Por la noche bebí en exceso. No conseguí quitarme del todo el betún ni un cierto olor a cerrado de la túnica que sólo ahora percibía. Tomé mucho vino pero está vez no lo hacía para olvidar ni para celebrar. No sé porque lo hacía. Tal vez por el betún. Al llegar a mi habitación mil rostros de niños daban vueltas alrededor de la lámpara del techo. Estás más jodido de lo que pensabas, me dije. Me dormí deseando que aquel carrusel dejase de revolotear sobre mí. Pero al levantarme fue peor. El carrusel lo tenía dentro de la cabeza. Me puse un café muy cargado y me tomé una copa de coñac. El carrusel empezó a pararse. Tenía que estar a las once y media en los Almacenes. Al recordarlo sentí un pinchazo profundo en las sienes. Me temblaban las manos y tenía un vacío próximo al vómito en las tripas. Llegué tarde. El encargado me miró mal. Gaspar me miró mal. Melchor no me miró. Yo me encogí de hombros y volví a darme el betún.

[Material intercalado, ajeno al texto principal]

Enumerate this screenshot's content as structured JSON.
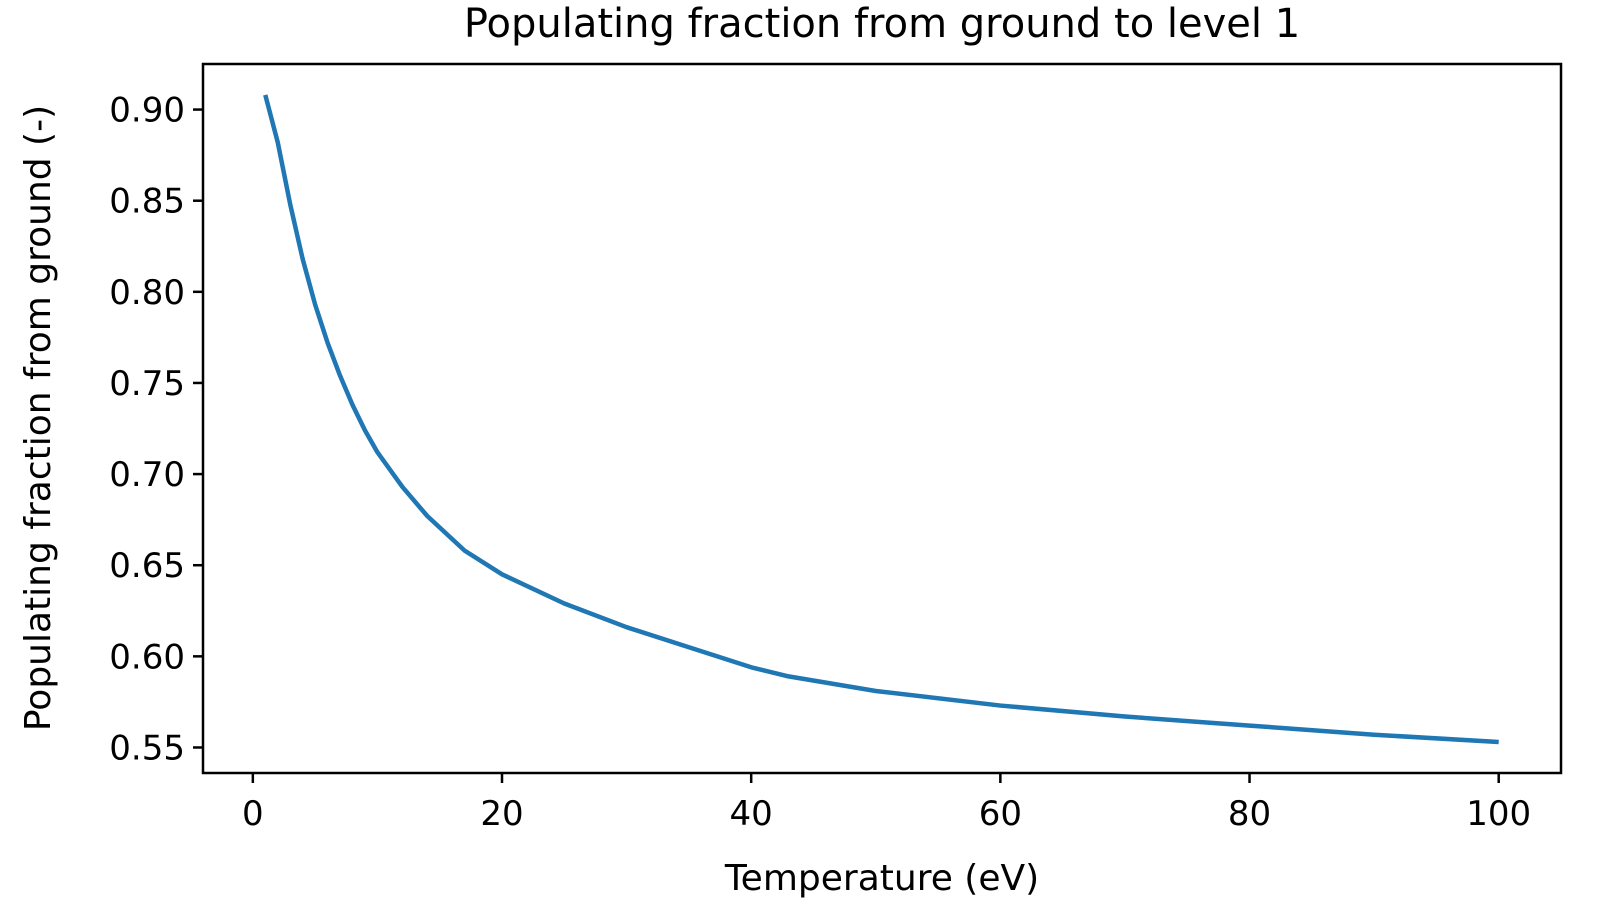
{
  "chart_data": {
    "type": "line",
    "title": "Populating fraction from ground to level 1",
    "xlabel": "Temperature (eV)",
    "ylabel": "Populating fraction from ground (-)",
    "xlim": [
      -4,
      105
    ],
    "ylim": [
      0.536,
      0.925
    ],
    "xticks": [
      0,
      20,
      40,
      60,
      80,
      100
    ],
    "xtick_labels": [
      "0",
      "20",
      "40",
      "60",
      "80",
      "100"
    ],
    "yticks": [
      0.55,
      0.6,
      0.65,
      0.7,
      0.75,
      0.8,
      0.85,
      0.9
    ],
    "ytick_labels": [
      "0.55",
      "0.60",
      "0.65",
      "0.70",
      "0.75",
      "0.80",
      "0.85",
      "0.90"
    ],
    "grid": false,
    "line_color": "#1f77b4",
    "series": [
      {
        "x": [
          1,
          2,
          3,
          4,
          5,
          6,
          7,
          8,
          9,
          10,
          12,
          14,
          17,
          20,
          25,
          30,
          35,
          40,
          43,
          50,
          60,
          70,
          80,
          90,
          100
        ],
        "y": [
          0.908,
          0.882,
          0.848,
          0.818,
          0.793,
          0.772,
          0.754,
          0.738,
          0.724,
          0.712,
          0.693,
          0.677,
          0.658,
          0.645,
          0.629,
          0.616,
          0.605,
          0.594,
          0.589,
          0.581,
          0.573,
          0.567,
          0.562,
          0.557,
          0.553
        ]
      }
    ]
  }
}
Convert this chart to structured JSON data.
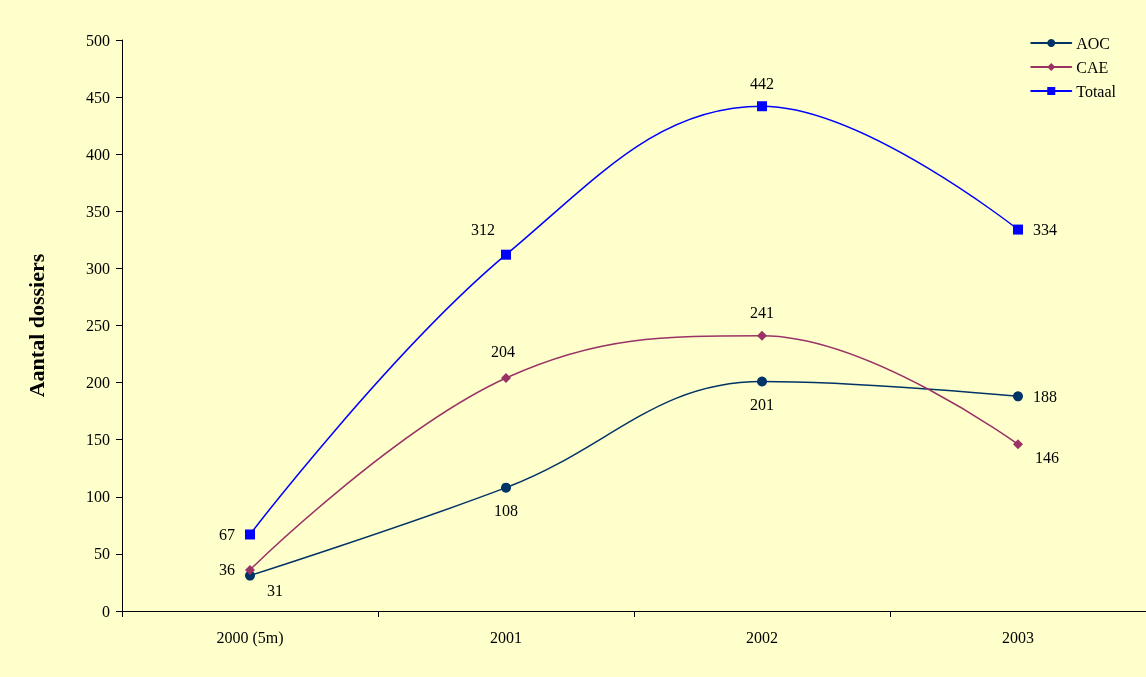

La mañana era aburrida. ¿A quién se le ocurre visitar a los reyes magos por la mañana? Llevaba cinco niños, cinco sesiones de carta, caramelos y foto. Después de unas horas había conseguido controlar la resaca y el temblor de las manos. La mañana llegaba a su final y yo necesitaba al menos unas cervezas. Me estaba moviendo en el trono cuando vi acercarse a un niño y una niña. Son hermanos, pensé. La niña fue a Melchor y el niño vino a mí. Le pregunté cuántos años tenía y cómo se llamaba. Siete, me dijo. Soy Antonio, pero puede llamarme Toni. Era el niño más resuelto con el que había hablado. Bien Toni, ¿has escrito tu carta? Sí, contestó, y la sacó del bolsillo. En la carta están los juguetes pero yo quiero que me traiga una cosa en secreto. Esto último lo dijo bajando la voz. Ah sí, y ¿qué cosa?; yo estaba verdaderamente interesado. Quiero una máscara de caníbal, dijo mirándome a los ojos. Una máscara de caníbal con los dientes de acero, precisó sin apartar la mirada. Melchor había terminado con su hermanita y vi como la niña se acercaba a su madre y vi como la madre esperaba al niño. Era una mujer atractiva, vestía bien, tenía el pelo largo, las piernas largas y un escote prometedor. Algo le pasó a mi segunda piel porque desde ese momento no pude quitar la vista de la madre del niño. Veremos que se puede hacer, Toni, dije sonriendo de veras por primera vez en la mañana. El año pasado se la pedí a Gaspar y no me la trajo, se quejó. Pero este año… he dibujado la máscara que yo quiero. Y metiendo su manita de nuevo en el bolsillo me acercó una hoja de bloc cuadriculada. Le pregunté: y esto que quieres ¿lo saben tus padres? Mi padre no está y mi madre no lo sabe, fue su respuesta. Al irse, Toni volvió la cara y yo le dije adiós con la mano mientras me perdía en las caderas y en la cuidada melena de su madre. Esa misma noche, después de la taberna, soñé que la comía.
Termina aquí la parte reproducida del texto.